Pramod Chakravarthy is an Indian actor, screenwriter and director known for his work in Kannada cinema.

==Career==
In his early career, Pramod Chakravarthy worked as a hero in several films. He turned producer with Hey Nan Bheeshma Kano (2003), which was noted for having Devaraj and Tara play elderly characters.

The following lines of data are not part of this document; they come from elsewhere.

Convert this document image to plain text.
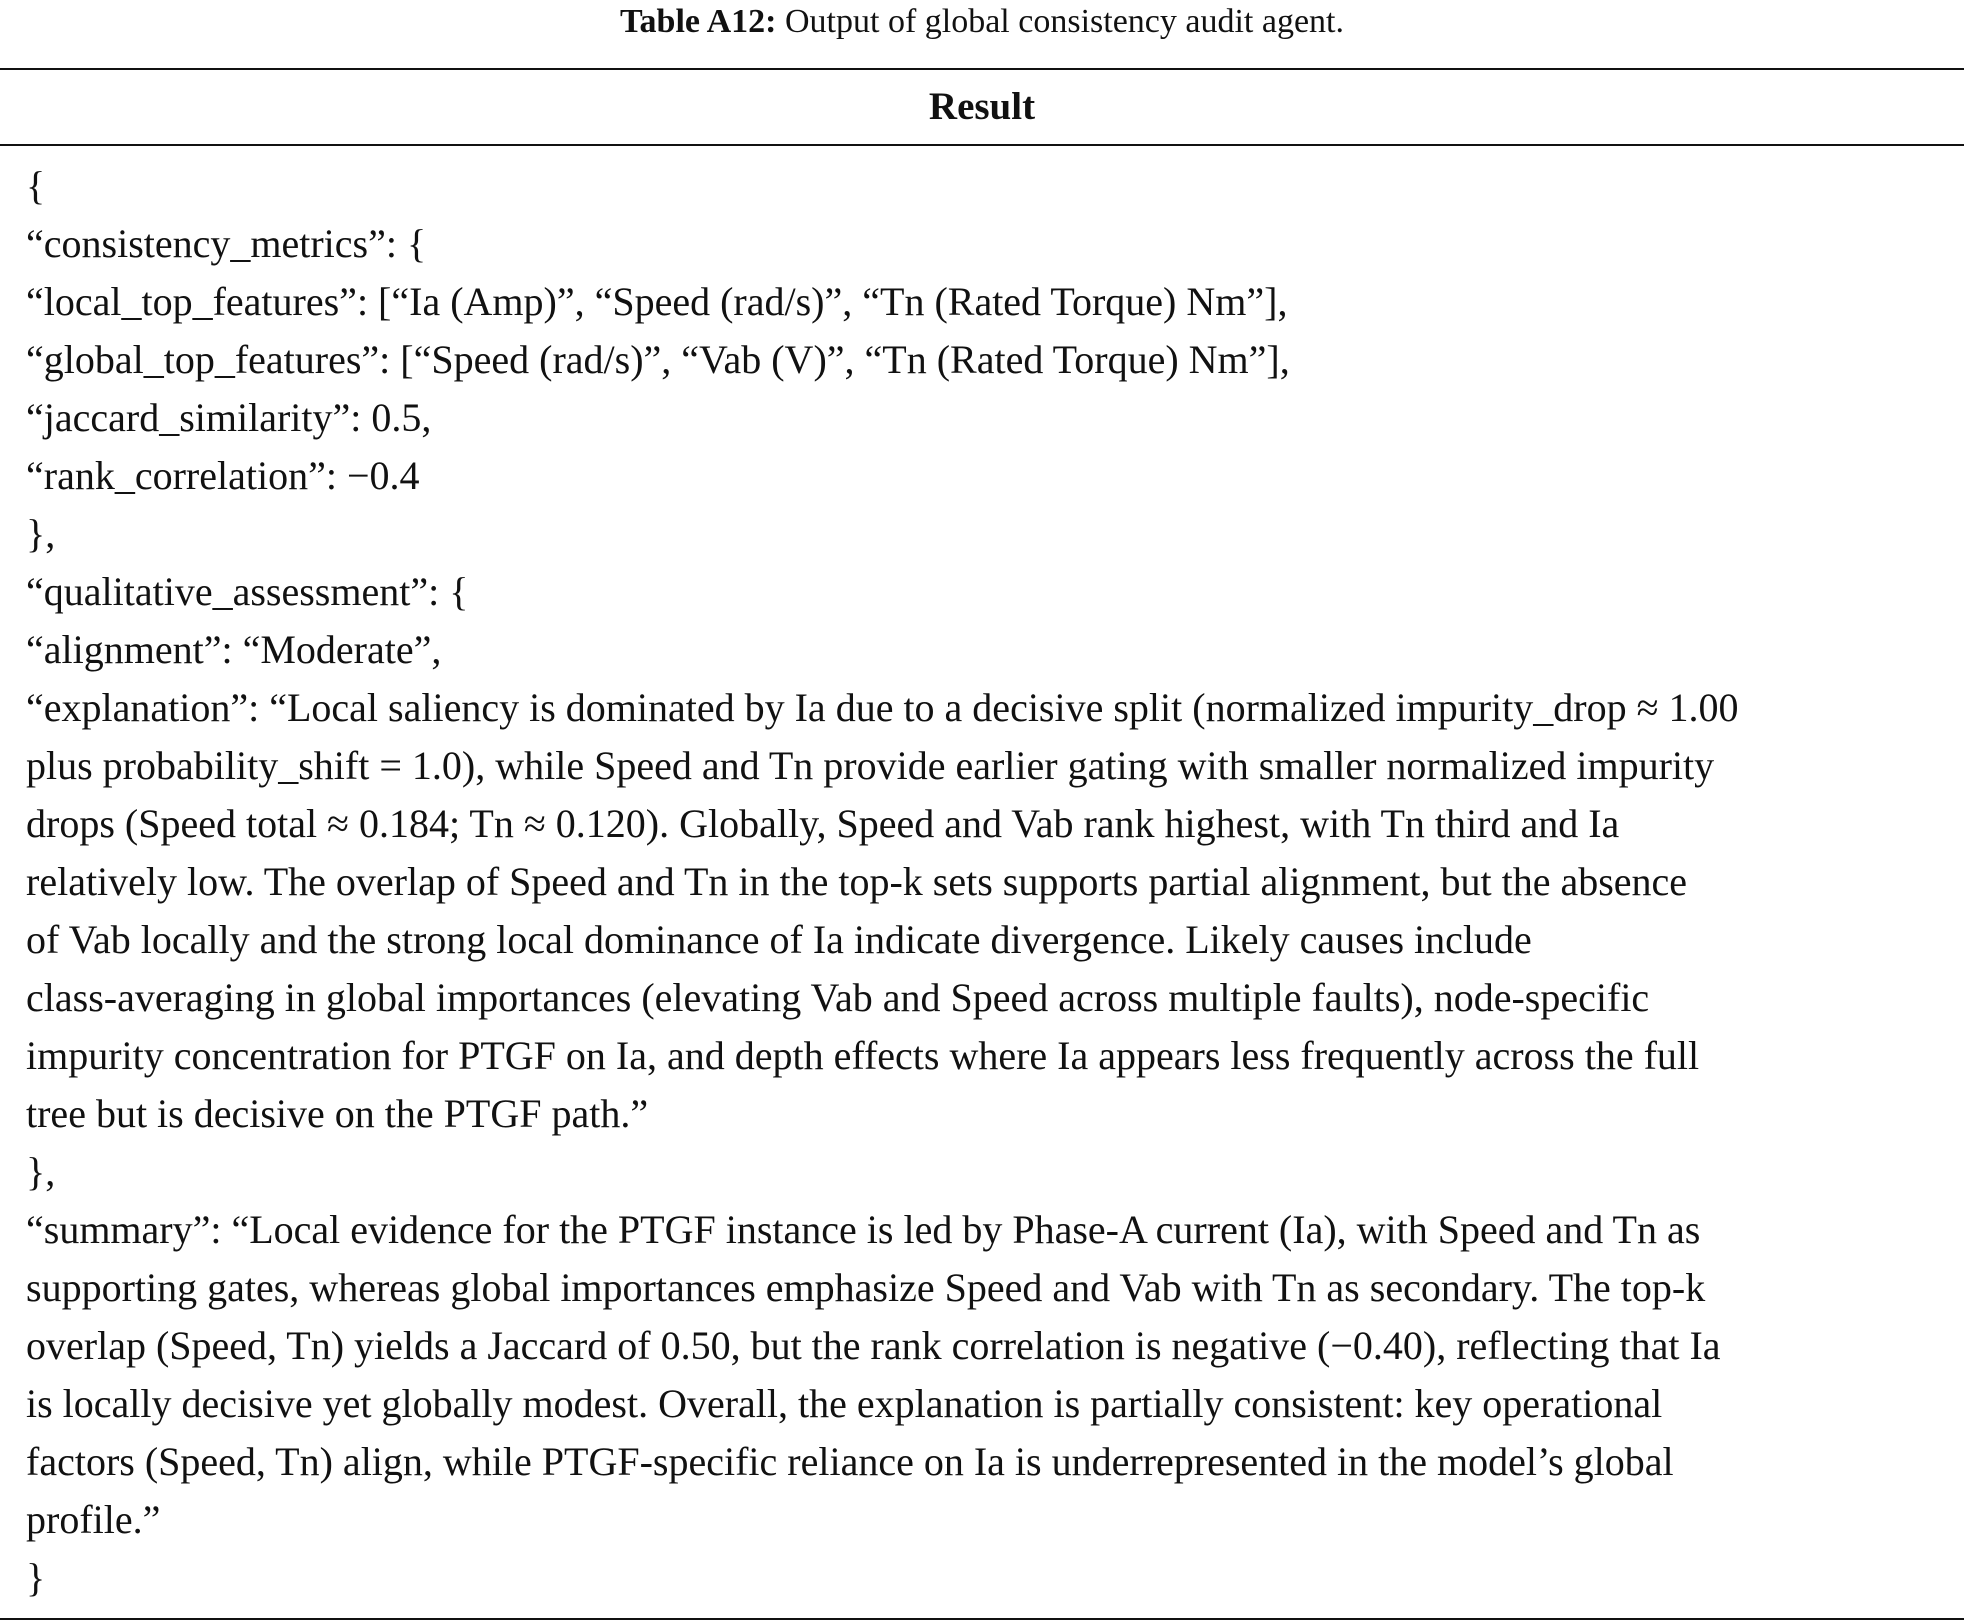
Table A12: Output of global consistency audit agent.
Result
{
“consistency_metrics”: {
“local_top_features”: [“Ia (Amp)”, “Speed (rad/s)”, “Tn (Rated Torque) Nm”],
“global_top_features”: [“Speed (rad/s)”, “Vab (V)”, “Tn (Rated Torque) Nm”],
“jaccard_similarity”: 0.5,
“rank_correlation”: −0.4
},
“qualitative_assessment”: {
“alignment”: “Moderate”,
“explanation”: “Local saliency is dominated by Ia due to a decisive split (normalized impurity_drop ≈ 1.00
plus probability_shift = 1.0), while Speed and Tn provide earlier gating with smaller normalized impurity
drops (Speed total ≈ 0.184; Tn ≈ 0.120). Globally, Speed and Vab rank highest, with Tn third and Ia
relatively low. The overlap of Speed and Tn in the top-k sets supports partial alignment, but the absence
of Vab locally and the strong local dominance of Ia indicate divergence. Likely causes include
class-averaging in global importances (elevating Vab and Speed across multiple faults), node-specific
impurity concentration for PTGF on Ia, and depth effects where Ia appears less frequently across the full
tree but is decisive on the PTGF path.”
},
“summary”: “Local evidence for the PTGF instance is led by Phase-A current (Ia), with Speed and Tn as
supporting gates, whereas global importances emphasize Speed and Vab with Tn as secondary. The top-k
overlap (Speed, Tn) yields a Jaccard of 0.50, but the rank correlation is negative (−0.40), reflecting that Ia
is locally decisive yet globally modest. Overall, the explanation is partially consistent: key operational
factors (Speed, Tn) align, while PTGF-specific reliance on Ia is underrepresented in the model’s global
profile.”
}
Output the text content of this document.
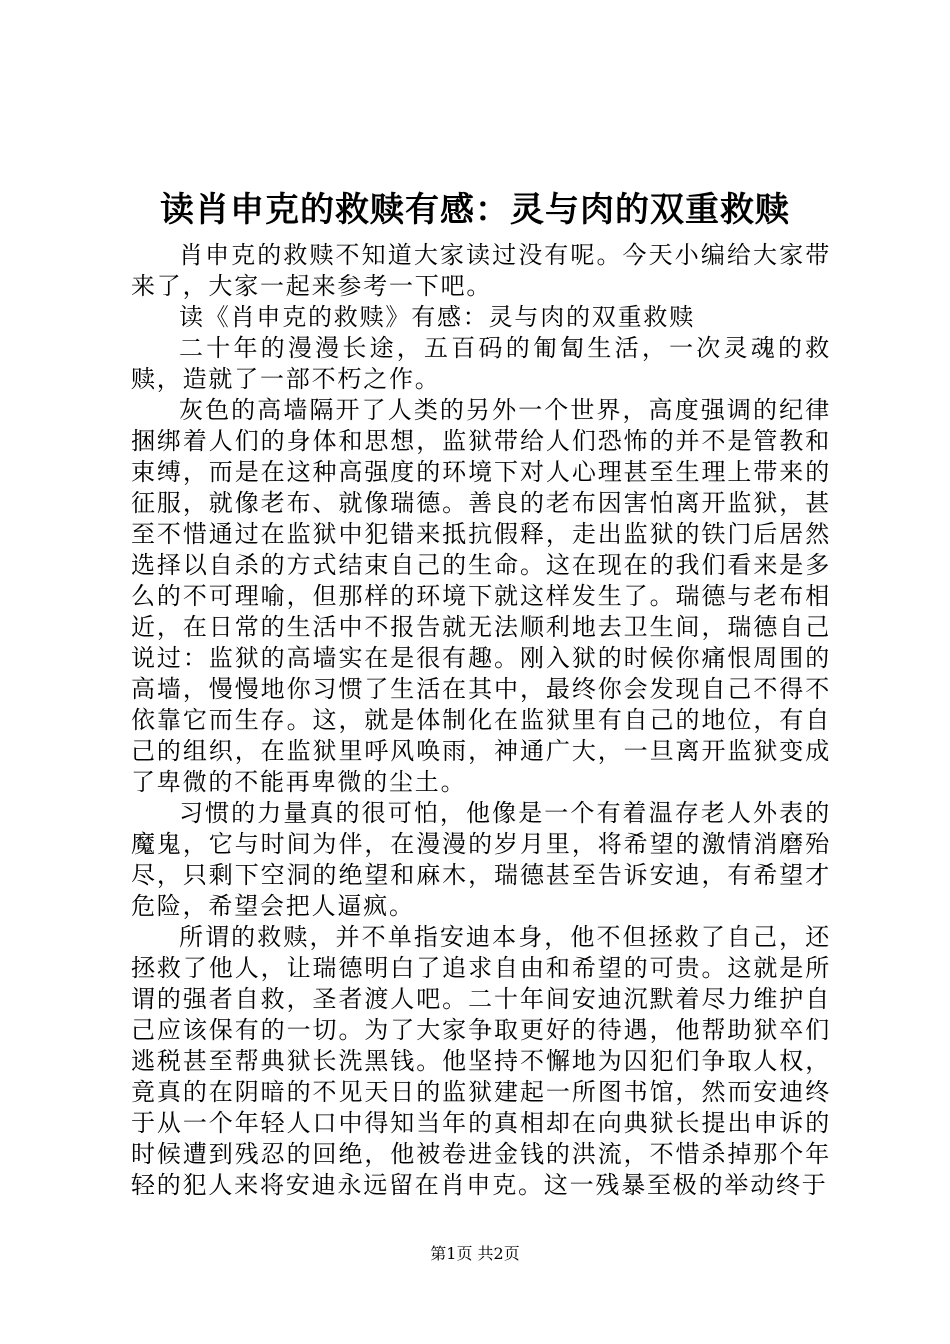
读肖申克的救赎有感：灵与肉的双重救赎

肖申克的救赎不知道大家读过没有呢。今天小编给大家带来了，大家一起来参考一下吧。

读《肖申克的救赎》有感：灵与肉的双重救赎

二十年的漫漫长途，五百码的匍匐生活，一次灵魂的救赎，造就了一部不朽之作。

灰色的高墙隔开了人类的另外一个世界，高度强调的纪律捆绑着人们的身体和思想，监狱带给人们恐怖的并不是管教和束缚，而是在这种高强度的环境下对人心理甚至生理上带来的征服，就像老布、就像瑞德。善良的老布因害怕离开监狱，甚至不惜通过在监狱中犯错来抵抗假释，走出监狱的铁门后居然选择以自杀的方式结束自己的生命。这在现在的我们看来是多么的不可理喻，但那样的环境下就这样发生了。瑞德与老布相近，在日常的生活中不报告就无法顺利地去卫生间，瑞德自己说过：监狱的高墙实在是很有趣。刚入狱的时候你痛恨周围的高墙，慢慢地你习惯了生活在其中，最终你会发现自己不得不依靠它而生存。这，就是体制化在监狱里有自己的地位，有自己的组织，在监狱里呼风唤雨，神通广大，一旦离开监狱变成了卑微的不能再卑微的尘土。

习惯的力量真的很可怕，他像是一个有着温存老人外表的魔鬼，它与时间为伴，在漫漫的岁月里，将希望的激情消磨殆尽，只剩下空洞的绝望和麻木，瑞德甚至告诉安迪，有希望才危险，希望会把人逼疯。

所谓的救赎，并不单指安迪本身，他不但拯救了自己，还拯救了他人，让瑞德明白了追求自由和希望的可贵。这就是所谓的强者自救，圣者渡人吧。二十年间安迪沉默着尽力维护自己应该保有的一切。为了大家争取更好的待遇，他帮助狱卒们逃税甚至帮典狱长洗黑钱。他坚持不懈地为囚犯们争取人权，竟真的在阴暗的不见天日的监狱建起一所图书馆，然而安迪终于从一个年轻人口中得知当年的真相却在向典狱长提出申诉的时候遭到残忍的回绝，他被卷进金钱的洪流，不惜杀掉那个年轻的犯人来将安迪永远留在肖申克。这一残暴至极的举动终于

第1页 共2页
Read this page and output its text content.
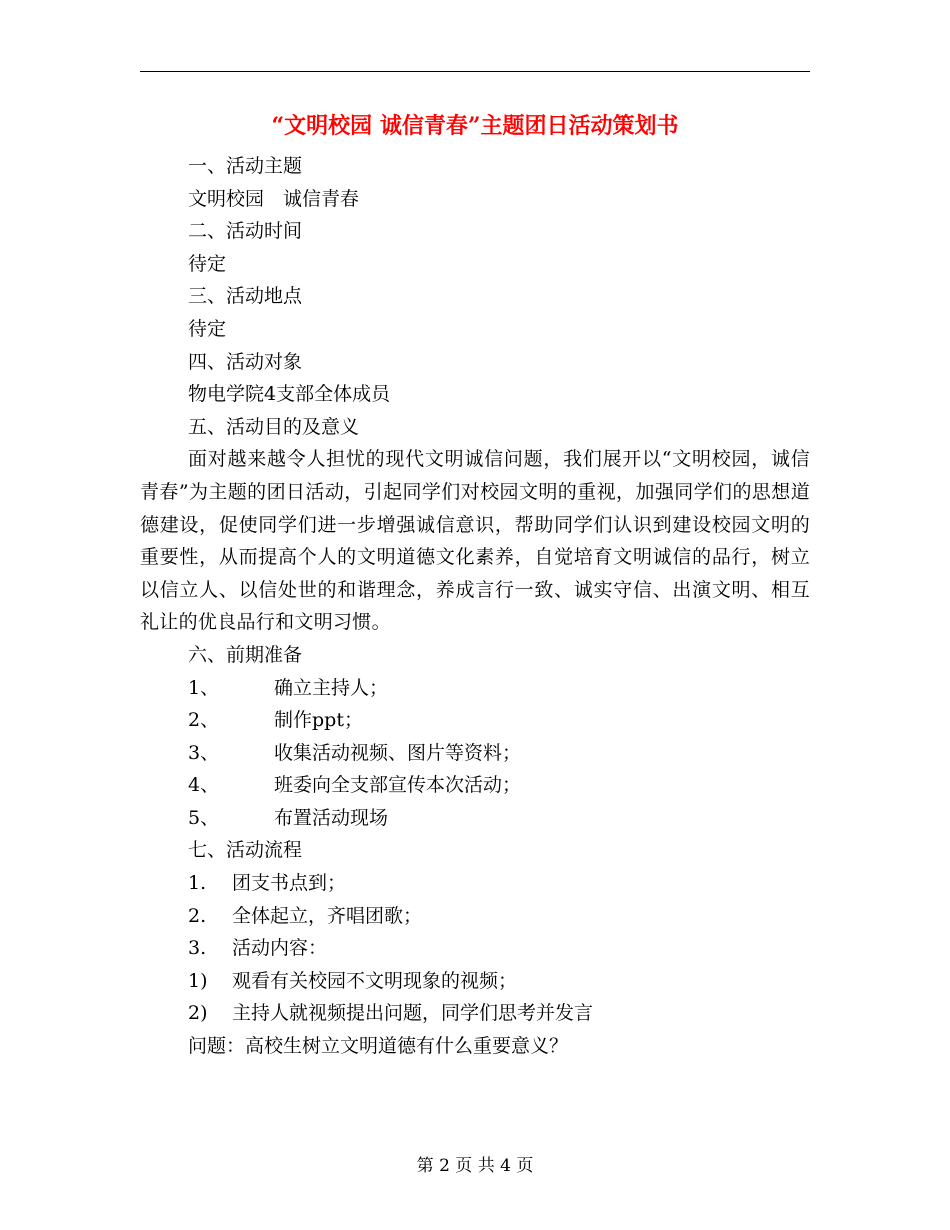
“文明校园 诚信青春”主题团日活动策划书
一、活动主题
文明校园　诚信青春
二、活动时间
待定
三、活动地点
待定
四、活动对象
物电学院4支部全体成员
五、活动目的及意义
面对越来越令人担忧的现代文明诚信问题，我们展开以“文明校园，诚信青春”为主题的团日活动，引起同学们对校园文明的重视，加强同学们的思想道德建设，促使同学们进一步增强诚信意识，帮助同学们认识到建设校园文明的重要性，从而提高个人的文明道德文化素养，自觉培育文明诚信的品行，树立以信立人、以信处世的和谐理念，养成言行一致、诚实守信、出演文明、相互礼让的优良品行和文明习惯。
六、前期准备
1、	确立主持人；
2、	制作ppt；
3、	收集活动视频、图片等资料；
4、	班委向全支部宣传本次活动；
5、	布置活动现场
七、活动流程
1. 团支书点到；
2. 全体起立，齐唱团歌；
3. 活动内容：
1) 观看有关校园不文明现象的视频；
2) 主持人就视频提出问题，同学们思考并发言
问题：高校生树立文明道德有什么重要意义？
第 2 页 共 4 页
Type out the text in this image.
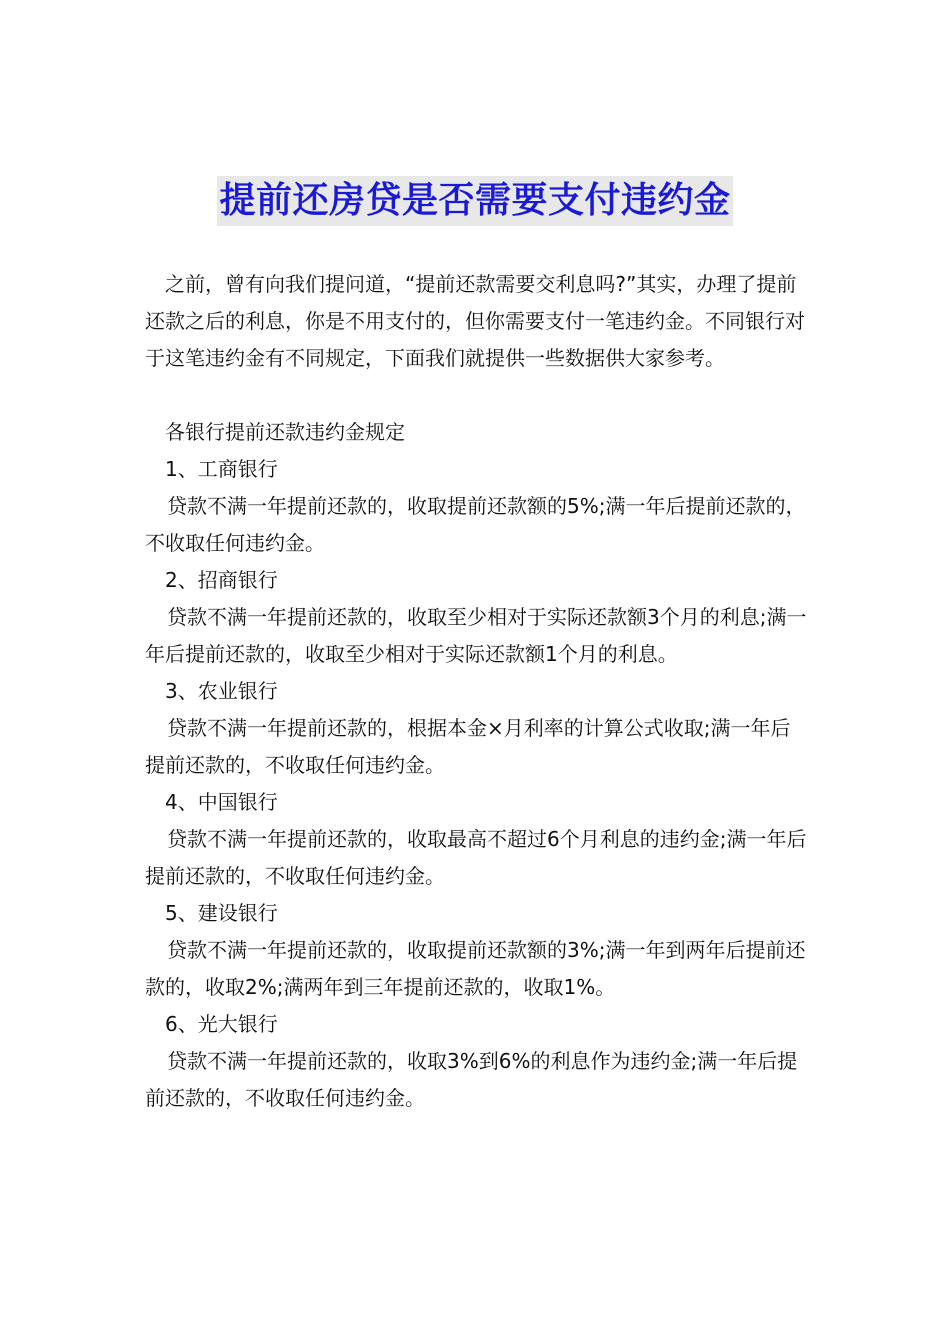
提前还房贷是否需要支付违约金

之前，曾有向我们提问道，“提前还款需要交利息吗?”其实，办理了提前还款之后的利息，你是不用支付的，但你需要支付一笔违约金。不同银行对于这笔违约金有不同规定，下面我们就提供一些数据供大家参考。

各银行提前还款违约金规定

1、工商银行

贷款不满一年提前还款的，收取提前还款额的5%;满一年后提前还款的，不收取任何违约金。

2、招商银行

贷款不满一年提前还款的，收取至少相对于实际还款额3个月的利息;满一年后提前还款的，收取至少相对于实际还款额1个月的利息。

3、农业银行

贷款不满一年提前还款的，根据本金×月利率的计算公式收取;满一年后提前还款的，不收取任何违约金。

4、中国银行

贷款不满一年提前还款的，收取最高不超过6个月利息的违约金;满一年后提前还款的，不收取任何违约金。

5、建设银行

贷款不满一年提前还款的，收取提前还款额的3%;满一年到两年后提前还款的，收取2%;满两年到三年提前还款的，收取1%。

6、光大银行

贷款不满一年提前还款的，收取3%到6%的利息作为违约金;满一年后提前还款的，不收取任何违约金。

After a career as an actor, Chakravarthy turned to direction in the late 2000s. He was the writer and one of the directors of Sugreeva (2010), which completed filming in 18 hours. His second project and first as a solo director, Golmaal (2012), was not received well by critics. He collaborated with Shiva Rajkumar for the second time for Drona (2020).

==Filmography==
=== As actor ===
- Bala Nouke (1986)
- Prema Tapasvi (1987)
- Shakthi Yukthi (1992)
- Akka (1997)
- Thavarina Theru (1997)
- Hello Yama (1998)
- My Dear Tiger (1998)
- Jee Boomba (2000)
- Grama Devathe (2001)
- Neelambari (2001)
- Olu Saar Bari Olu (2002)...Pammi
- Hey Nan Bheeshma Kano (2003)...Seenu (also producer)
- Karnana Sampatthu (2005)
- Hudgeer Saar Hudgeeru (2005)
- Thanthra (2011)

=== As director ===
- Sugreeva (2010)
- Golmaal (2012)
- Drona (2020)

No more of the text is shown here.